For instalation, for now, copy the file 'DataframeToDB.py into the project' and import

## Requirements

______

- Written for Python 3.8+
- Pandas library
- SQLalchemy library
- driver for db conection

## Example

___

```python
import pandas as pd
from DataframeToDB import dataframetodb as toDB
from datetime import datetime

import pyodbc
# Test Dataframe for insertion
df = pd.DataFrame({
    "Col1": [1, 2, 3],
    "Col2": ["A", "B", "C"],
    "Col3": [True, False, True],
    "Col4": [datetime(2020,1,1),datetime(2020,1,2),datetime(2020,1,3)]
})

# Create a pyodbc connection
conn = pyodbc.connect(
    """
    Driver={ODBC Driver 17 for SQL Server};
    Server=localhost;
    Database=my_database;
    UID=my_user;
    PWD=my_pass;
    """
)

# You can use this optional function for asign type data to dataframe and use the best way the library
df = toDB.refactor(df)

# If a table is created, the generated sql is returned
create_statement = toDB.save(df, "my_great_table", conn, if_exists="replace", custom={"Col1":"INT PRIMARY KEY"}, temp=False)

# Commit upload actions and close connection
conn.commit()
conn.close()

```

## How to work

when you use, the library create a folden with the structure

```
#root of proyect
==================
|-.dataframeToDb
|   + Databasename
|      + TablesFiles
|
```



## USAGE

___

### SAVE

```python
toDB.save(df, name, conn, if_exists="append", custom=None, temp=False)
```

* ```df```: pandas DataFrame to upload
* ```name```: String of desired name for the table
* ```conn```: A valid connection object
* ```if_exists```: Option for what to do if the specified table name already exists in the database. If the table does not exist a new one will be created. By default this option is set to 'append'
  * __'append'__: Appends the dataframe to the table if it already exists.
  * __'fail'__: Purposely raises a `FailError` if the table already exists.
  * __'replace'__: Drops the old table with the specified name, and creates a new one. **Be careful with this option**, it will completely delete a table with the specified name.
  * 'upsert ': clean and insert
* ```custom```: A dictionary object with one or more of the column names being uploaded as the key, and a valid SQL column definition as the value. The value must contain a type (`INT`, `FLOAT`, `VARCHAR(500)`, etc.), and can optionally also include constraints (`NOT NULL`, `PRIMARY KEY`, etc.)
  * Examples: 
  `{'ColumnName':'varchar(1000)'}` 
  `{'ColumnName2':'int primary key'}`
* ```temp```: Either `True` if creating a local sql server temporary table for the connection, or `False` (default) if not.

inspired in fast-to-sql

Thanx to:
Joseph Astrahan for the answer in stackoverflow 





## FAQ

### What databases does DataframeToDB support? 
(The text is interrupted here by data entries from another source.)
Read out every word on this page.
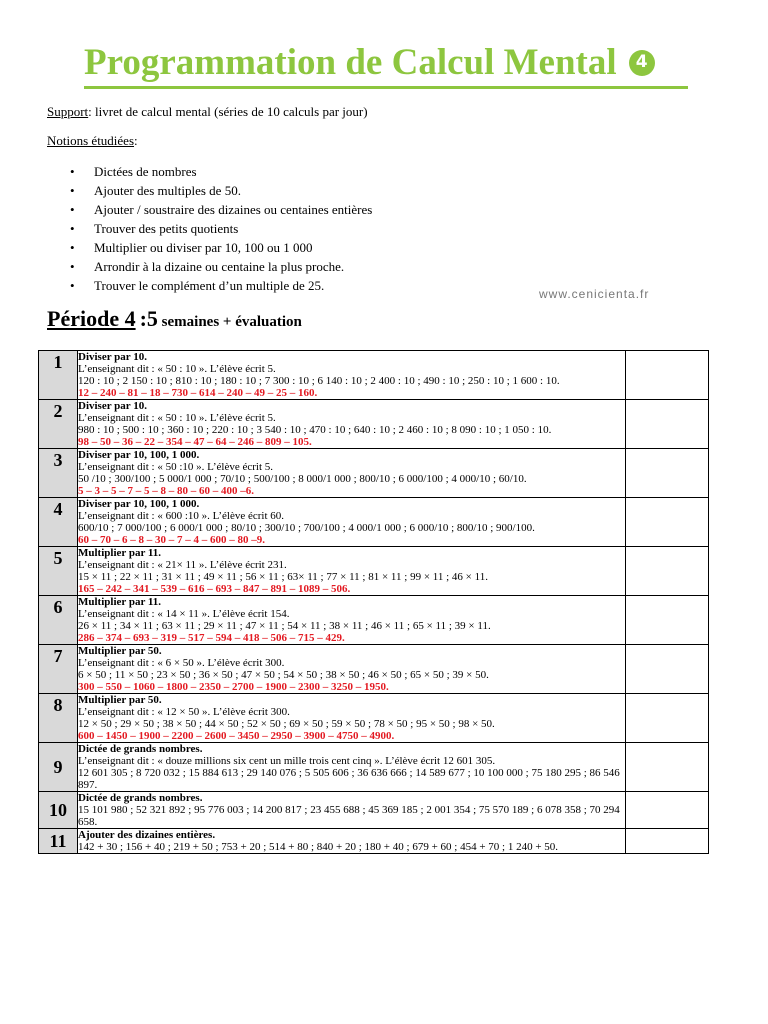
Programmation de Calcul Mental	4
Support: livret de calcul mental (séries de 10 calculs par jour)
Notions étudiées:
• Dictées de nombres
• Ajouter des multiples de 50.
• Ajouter / soustraire des dizaines ou centaines entières
• Trouver des petits quotients
• Multiplier ou diviser par 10, 100 ou 1 000
• Arrondir à la dizaine ou centaine la plus proche.
• Trouver le complément d’un multiple de 25.
www.cenicienta.fr
Période 4 :5 semaines + évaluation
1	Diviser par 10.
L’enseignant dit : « 50 : 10 ». L’élève écrit 5.
120 : 10 ; 2 150 : 10 ; 810 : 10 ; 180 : 10 ; 7 300 : 10 ; 6 140 : 10 ; 2 400 : 10 ; 490 : 10 ; 250 : 10 ; 1 600 : 10.
12 – 240 – 81 – 18 – 730 – 614 – 240 – 49 – 25 – 160.	

2	Diviser par 10.
L’enseignant dit : « 50 : 10 ». L’élève écrit 5.
980 : 10 ; 500 : 10 ; 360 : 10 ; 220 : 10 ; 3 540 : 10 ; 470 : 10 ; 640 : 10 ; 2 460 : 10 ; 8 090 : 10 ; 1 050 : 10.
98 – 50 – 36 – 22 – 354 – 47 – 64 – 246 – 809 – 105.	

3	Diviser par 10, 100, 1 000.
L’enseignant dit : « 50 :10 ». L’élève écrit 5.
50 /10 ; 300/100 ; 5 000/1 000 ; 70/10 ; 500/100 ; 8 000/1 000 ; 800/10 ; 6 000/100 ; 4 000/10 ; 60/10.
5 – 3 – 5 – 7 – 5 – 8 – 80 – 60 – 400 –6.	

4	Diviser par 10, 100, 1 000.
L’enseignant dit : « 600 :10 ». L’élève écrit 60.
600/10 ; 7 000/100 ; 6 000/1 000 ; 80/10 ; 300/10 ; 700/100 ; 4 000/1 000 ; 6 000/10 ; 800/10 ; 900/100.
60 – 70 – 6 – 8 – 30 – 7 – 4 – 600 – 80 –9.	

5	Multiplier par 11.
L’enseignant dit : « 21× 11 ». L’élève écrit 231.
15 × 11 ; 22 × 11 ; 31 × 11 ; 49 × 11 ; 56 × 11 ; 63× 11 ; 77 × 11 ; 81 × 11 ; 99 × 11 ; 46 × 11.
165 – 242 – 341 – 539 – 616 – 693 – 847 – 891 – 1089 – 506.	

6	Multiplier par 11.
L’enseignant dit : « 14 × 11 ». L’élève écrit 154.
26 × 11 ; 34 × 11 ; 63 × 11 ; 29 × 11 ; 47 × 11 ; 54 × 11 ; 38 × 11 ; 46 × 11 ; 65 × 11 ; 39 × 11.
286 – 374 – 693 – 319 – 517 – 594 – 418 – 506 – 715 – 429.	

7	Multiplier par 50.
L’enseignant dit : « 6 × 50 ». L’élève écrit 300.
6 × 50 ; 11 × 50 ; 23 × 50 ; 36 × 50 ; 47 × 50 ; 54 × 50 ; 38 × 50 ; 46 × 50 ; 65 × 50 ; 39 × 50.
300 – 550 – 1060 – 1800 – 2350 – 2700 – 1900 – 2300 – 3250 – 1950.	

8	Multiplier par 50.
L’enseignant dit : « 12 × 50 ». L’élève écrit 300.
12 × 50 ; 29 × 50 ; 38 × 50 ; 44 × 50 ; 52 × 50 ; 69 × 50 ; 59 × 50 ; 78 × 50 ; 95 × 50 ; 98 × 50.
600 – 1450 – 1900 – 2200 – 2600 – 3450 – 2950 – 3900 – 4750 – 4900.	

9	Dictée de grands nombres.
L’enseignant dit : « douze millions six cent un mille trois cent cinq ». L’élève écrit 12 601 305.
12 601 305 ; 8 720 032 ; 15 884 613 ; 29 140 076 ; 5 505 606 ; 36 636 666 ; 14 589 677 ; 10 100 000 ; 75 180 295 ; 86 546 897.	

10	Dictée de grands nombres.
15 101 980 ; 52 321 892 ; 95 776 003 ; 14 200 817 ; 23 455 688 ; 45 369 185 ; 2 001 354 ; 75 570 189 ; 6 078 358 ; 70 294 658.	

11	Ajouter des dizaines entières.
142 + 30 ; 156 + 40 ; 219 + 50 ; 753 + 20 ; 514 + 80 ; 840 + 20 ; 180 + 40 ; 679 + 60 ; 454 + 70 ; 1 240 + 50.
The same as SQLAlchemy, for now they are SQLite, Postgresql, MySQL, Oracle, MS-SQL, Firebird, Sybase and others. But you should check [this link](https://www.sqlalchemy.org/features.html). 
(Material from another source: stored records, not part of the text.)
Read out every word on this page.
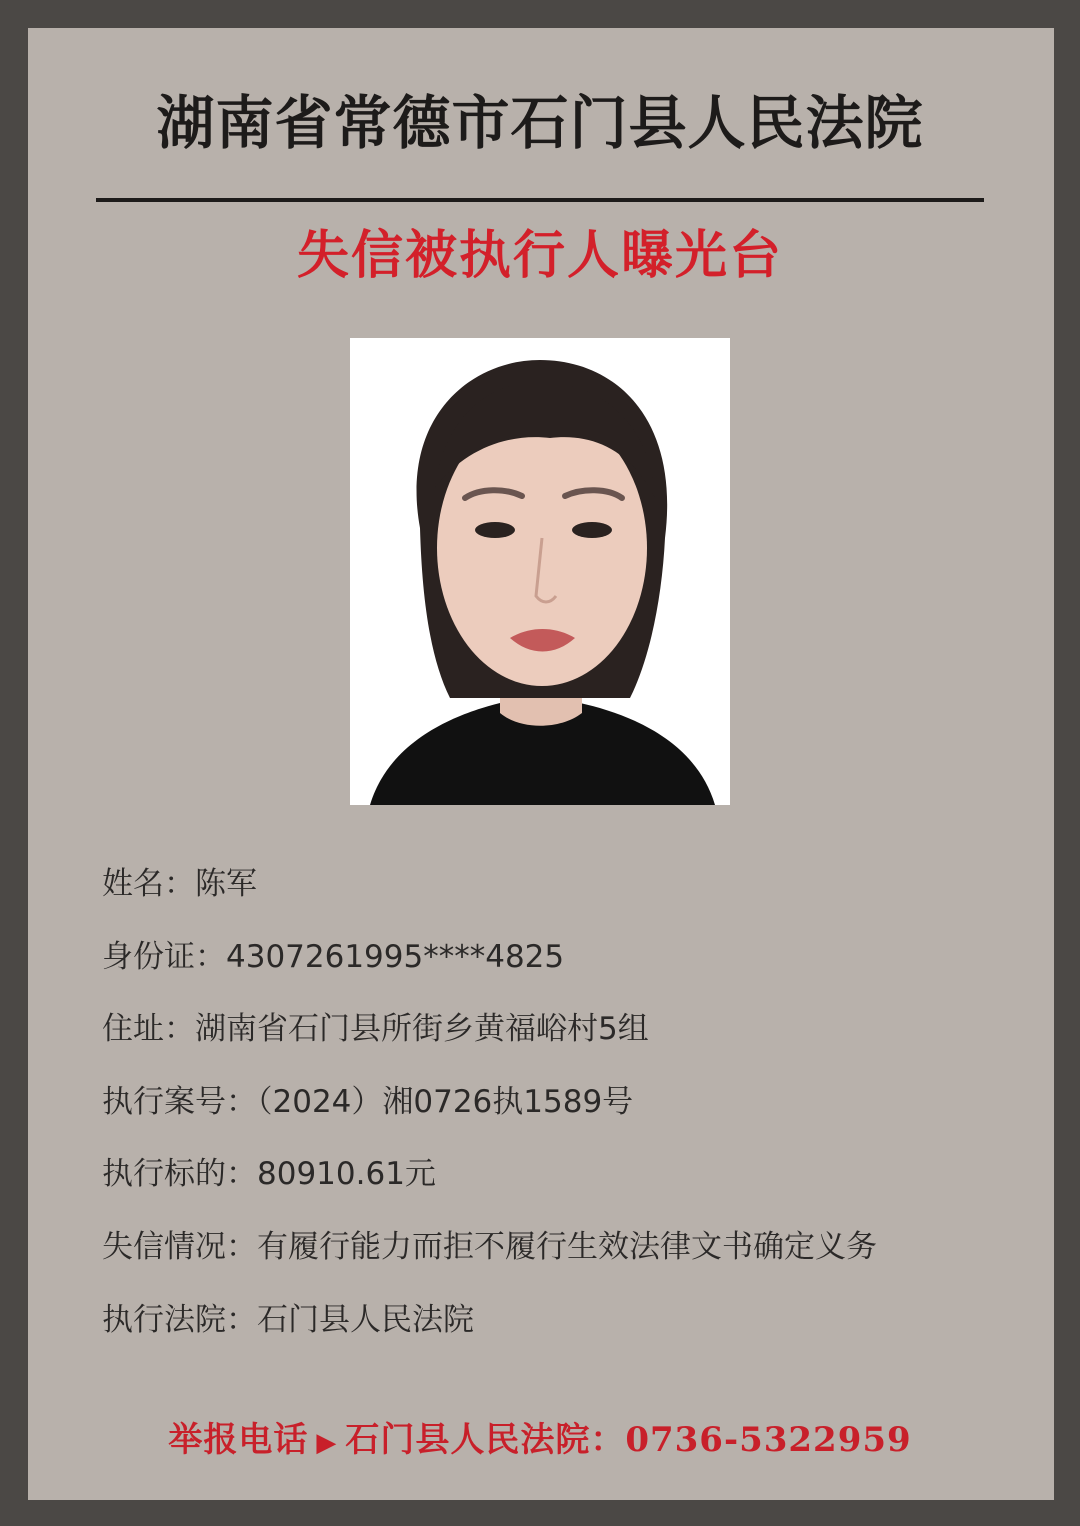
湖南省常德市石门县人民法院
失信被执行人曝光台
姓名：陈军
身份证：4307261995****4825
住址：湖南省石门县所街乡黄福峪村5组
执行案号：（2024）湘0726执1589号
执行标的：80910.61元
失信情况：有履行能力而拒不履行生效法律文书确定义务
执行法院：石门县人民法院
举报电话 ▶ 石门县人民法院：0736-5322959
### why use pickle and not json?

It really cost me a lot to decide, json could give a lot of transparency, but finally I decided to use cpickle due to its speed and that it could have a greater impact on other projects 

### why did you decide to create this library? 

For scrapping projects it is very tedious to be configuring tables, I wanted something more automatic, I found one but it was only compatible with MS-SQL, and in projects that could not afford that database I decided to create this and create things that I felt were missing.